Earl Godwin - He covered Washington D.C. for NBC's Blue Network popular with politicos and listeners alike. Henry Ford liked him and made him the "Voice of Ford" on the NBC Blue Network into the mid 1940s.
Edwin F. Goldman - A popular bandleader as early as 1937 starting with the Cities Service Program. the program continued to air on the NBC Red Network, then NBC until 1956. He left sometime in the mid 1930s.
Bill Goodwin - He was the announcer for the Burns and Allen radio program, and then TV program. He announced for the Charlie McCarthy program in 1943, hosted "What's New?" on WJZ-AM. In 19847 he got his own radio show, the Bill Goodwin show on CBS. It lasted 6 months. NBC tried again on television in 1951 with the "New Bill Goodwin show", with more music less comedy.
Gale Gordon - Best known for a reoccurring TV role on The Lucy Show, he also had a bit of radio tenure. He had a reoccurring role on Fibber McGee and Molly and it's spin-off The Great Gildersleeve. But more notably he was the first actor to play the role of Flash Gordon, way back in 1935.

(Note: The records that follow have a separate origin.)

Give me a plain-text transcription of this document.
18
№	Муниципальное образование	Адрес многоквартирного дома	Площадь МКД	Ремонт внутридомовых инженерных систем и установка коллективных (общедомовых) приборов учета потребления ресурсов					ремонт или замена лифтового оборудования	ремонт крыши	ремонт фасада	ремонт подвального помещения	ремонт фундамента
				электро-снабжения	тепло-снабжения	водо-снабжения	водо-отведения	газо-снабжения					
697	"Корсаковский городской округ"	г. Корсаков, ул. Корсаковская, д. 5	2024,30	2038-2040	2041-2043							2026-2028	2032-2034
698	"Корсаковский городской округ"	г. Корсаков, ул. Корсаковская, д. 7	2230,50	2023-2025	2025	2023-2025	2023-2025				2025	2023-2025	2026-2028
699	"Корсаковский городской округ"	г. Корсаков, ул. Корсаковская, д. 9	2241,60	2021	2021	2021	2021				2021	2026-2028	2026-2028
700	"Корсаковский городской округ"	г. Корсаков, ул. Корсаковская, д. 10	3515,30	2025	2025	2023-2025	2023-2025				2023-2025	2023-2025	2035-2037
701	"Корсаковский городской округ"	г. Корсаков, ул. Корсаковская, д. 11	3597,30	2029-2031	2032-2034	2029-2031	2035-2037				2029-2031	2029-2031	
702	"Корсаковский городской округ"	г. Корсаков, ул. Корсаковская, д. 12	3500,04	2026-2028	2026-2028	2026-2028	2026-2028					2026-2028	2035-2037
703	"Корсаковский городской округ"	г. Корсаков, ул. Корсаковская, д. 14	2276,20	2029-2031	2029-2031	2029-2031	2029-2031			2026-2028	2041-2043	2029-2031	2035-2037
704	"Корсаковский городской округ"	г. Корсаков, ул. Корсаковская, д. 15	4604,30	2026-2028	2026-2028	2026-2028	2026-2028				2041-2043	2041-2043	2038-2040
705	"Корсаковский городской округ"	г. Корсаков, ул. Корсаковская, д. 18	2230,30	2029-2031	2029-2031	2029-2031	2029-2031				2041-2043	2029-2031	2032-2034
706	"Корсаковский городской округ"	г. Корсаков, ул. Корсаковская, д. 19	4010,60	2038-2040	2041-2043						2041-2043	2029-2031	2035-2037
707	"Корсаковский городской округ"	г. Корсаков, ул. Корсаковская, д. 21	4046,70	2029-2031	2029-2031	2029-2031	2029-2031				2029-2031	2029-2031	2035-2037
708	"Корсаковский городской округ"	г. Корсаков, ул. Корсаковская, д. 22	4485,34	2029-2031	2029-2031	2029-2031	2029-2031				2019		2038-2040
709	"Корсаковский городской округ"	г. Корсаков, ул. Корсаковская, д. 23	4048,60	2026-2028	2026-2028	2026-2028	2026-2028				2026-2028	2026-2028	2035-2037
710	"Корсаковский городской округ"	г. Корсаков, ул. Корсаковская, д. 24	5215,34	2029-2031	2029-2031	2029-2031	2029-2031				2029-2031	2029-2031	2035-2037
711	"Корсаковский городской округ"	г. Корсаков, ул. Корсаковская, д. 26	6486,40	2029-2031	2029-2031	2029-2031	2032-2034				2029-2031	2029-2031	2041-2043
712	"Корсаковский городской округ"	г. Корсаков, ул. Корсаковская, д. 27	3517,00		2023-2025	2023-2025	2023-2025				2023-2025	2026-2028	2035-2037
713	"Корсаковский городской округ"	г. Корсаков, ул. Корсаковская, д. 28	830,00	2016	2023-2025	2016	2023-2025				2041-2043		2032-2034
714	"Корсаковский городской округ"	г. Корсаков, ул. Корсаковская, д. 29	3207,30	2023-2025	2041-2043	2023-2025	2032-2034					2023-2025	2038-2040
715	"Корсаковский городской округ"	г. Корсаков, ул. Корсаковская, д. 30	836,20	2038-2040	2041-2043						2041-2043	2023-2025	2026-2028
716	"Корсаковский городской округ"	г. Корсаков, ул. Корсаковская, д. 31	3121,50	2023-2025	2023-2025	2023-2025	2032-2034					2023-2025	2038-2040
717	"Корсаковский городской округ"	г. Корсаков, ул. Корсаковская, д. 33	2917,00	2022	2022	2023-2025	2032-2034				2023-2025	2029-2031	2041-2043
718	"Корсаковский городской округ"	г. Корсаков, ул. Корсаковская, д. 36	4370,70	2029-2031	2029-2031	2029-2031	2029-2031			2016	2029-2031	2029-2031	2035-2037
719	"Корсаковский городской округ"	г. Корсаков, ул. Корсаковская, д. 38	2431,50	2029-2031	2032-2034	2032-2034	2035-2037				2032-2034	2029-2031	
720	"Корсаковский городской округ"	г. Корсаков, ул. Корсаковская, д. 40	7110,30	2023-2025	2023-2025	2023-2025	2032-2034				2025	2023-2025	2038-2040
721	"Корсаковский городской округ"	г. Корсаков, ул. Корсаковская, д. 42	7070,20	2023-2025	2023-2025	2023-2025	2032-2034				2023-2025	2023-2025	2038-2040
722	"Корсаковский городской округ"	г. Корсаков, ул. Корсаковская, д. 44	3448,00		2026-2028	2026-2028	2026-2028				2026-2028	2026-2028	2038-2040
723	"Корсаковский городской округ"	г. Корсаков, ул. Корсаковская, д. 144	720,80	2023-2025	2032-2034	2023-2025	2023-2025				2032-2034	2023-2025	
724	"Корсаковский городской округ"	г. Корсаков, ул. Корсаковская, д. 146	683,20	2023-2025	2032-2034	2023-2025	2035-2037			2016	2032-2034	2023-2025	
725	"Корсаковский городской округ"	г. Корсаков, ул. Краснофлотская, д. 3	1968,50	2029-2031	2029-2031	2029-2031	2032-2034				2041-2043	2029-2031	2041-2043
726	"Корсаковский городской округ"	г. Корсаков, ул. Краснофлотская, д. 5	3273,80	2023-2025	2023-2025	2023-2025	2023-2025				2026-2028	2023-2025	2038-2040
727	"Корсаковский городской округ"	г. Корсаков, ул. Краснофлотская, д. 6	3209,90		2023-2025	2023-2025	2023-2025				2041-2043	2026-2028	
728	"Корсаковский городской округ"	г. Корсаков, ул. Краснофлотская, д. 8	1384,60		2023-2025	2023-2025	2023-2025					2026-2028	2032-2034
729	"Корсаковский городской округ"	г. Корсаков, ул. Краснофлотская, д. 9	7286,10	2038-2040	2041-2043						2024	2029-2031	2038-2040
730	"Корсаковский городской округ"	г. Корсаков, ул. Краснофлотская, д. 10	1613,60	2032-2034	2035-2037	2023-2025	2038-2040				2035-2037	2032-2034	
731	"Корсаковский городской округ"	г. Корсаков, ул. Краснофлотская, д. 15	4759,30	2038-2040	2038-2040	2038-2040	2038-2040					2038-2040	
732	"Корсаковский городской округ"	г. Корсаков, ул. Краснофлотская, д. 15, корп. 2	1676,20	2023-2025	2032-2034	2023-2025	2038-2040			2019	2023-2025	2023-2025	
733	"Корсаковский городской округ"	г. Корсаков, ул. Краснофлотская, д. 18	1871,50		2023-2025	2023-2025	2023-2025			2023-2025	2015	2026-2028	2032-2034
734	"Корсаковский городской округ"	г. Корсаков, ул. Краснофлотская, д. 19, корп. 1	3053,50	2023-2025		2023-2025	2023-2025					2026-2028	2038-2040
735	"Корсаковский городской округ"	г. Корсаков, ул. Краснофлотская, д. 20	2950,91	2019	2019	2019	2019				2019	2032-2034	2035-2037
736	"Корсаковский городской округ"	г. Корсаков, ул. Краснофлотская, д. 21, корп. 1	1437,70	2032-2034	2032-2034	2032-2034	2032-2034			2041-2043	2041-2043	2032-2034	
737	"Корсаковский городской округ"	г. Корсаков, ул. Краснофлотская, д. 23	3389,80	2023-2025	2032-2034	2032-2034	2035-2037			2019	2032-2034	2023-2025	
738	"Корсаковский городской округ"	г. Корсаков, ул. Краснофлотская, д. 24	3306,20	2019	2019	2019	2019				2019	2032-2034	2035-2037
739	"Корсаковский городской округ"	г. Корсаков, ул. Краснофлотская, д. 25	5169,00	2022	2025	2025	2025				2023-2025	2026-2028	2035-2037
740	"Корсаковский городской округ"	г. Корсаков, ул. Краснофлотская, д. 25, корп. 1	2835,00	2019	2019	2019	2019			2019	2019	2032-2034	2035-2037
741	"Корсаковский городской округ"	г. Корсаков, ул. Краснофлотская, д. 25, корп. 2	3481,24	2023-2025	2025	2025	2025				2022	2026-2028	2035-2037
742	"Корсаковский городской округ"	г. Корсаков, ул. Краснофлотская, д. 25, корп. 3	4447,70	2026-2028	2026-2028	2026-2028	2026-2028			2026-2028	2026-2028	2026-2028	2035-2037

Freeman Gosden- A wireless operator in the US Navy in WWI, he teamed up with Charles Correll to form the duo that became Amos & Andy. See the Charles Correll post in the first segment here.
Billy Graham - The infamous evangelist operated a weekly radio program broadcast, The Hour of Decision. He hosted the incongruously named 30-minute program for 50 years. ABC carried it to 150 stations in the US. He taped the first episode at 830 WFGM-AM back in in 1950.
Jim Gray - He is a sports caster, I use the present tense because he's still alive. He's been on ESPN, NBC Sports and CBS Sports and is syndicated by Westwood One. His fame is strongly stilted toward TV sports leaving it a mystery why he's in the category.
Charlotte Greenwood - She was an actress who had surprise success on radio. The Charlotte Greenwood Show was just supposed to be a a summer fill-in replacement for the Bob Hope Show. It was popular enough to last five years more years.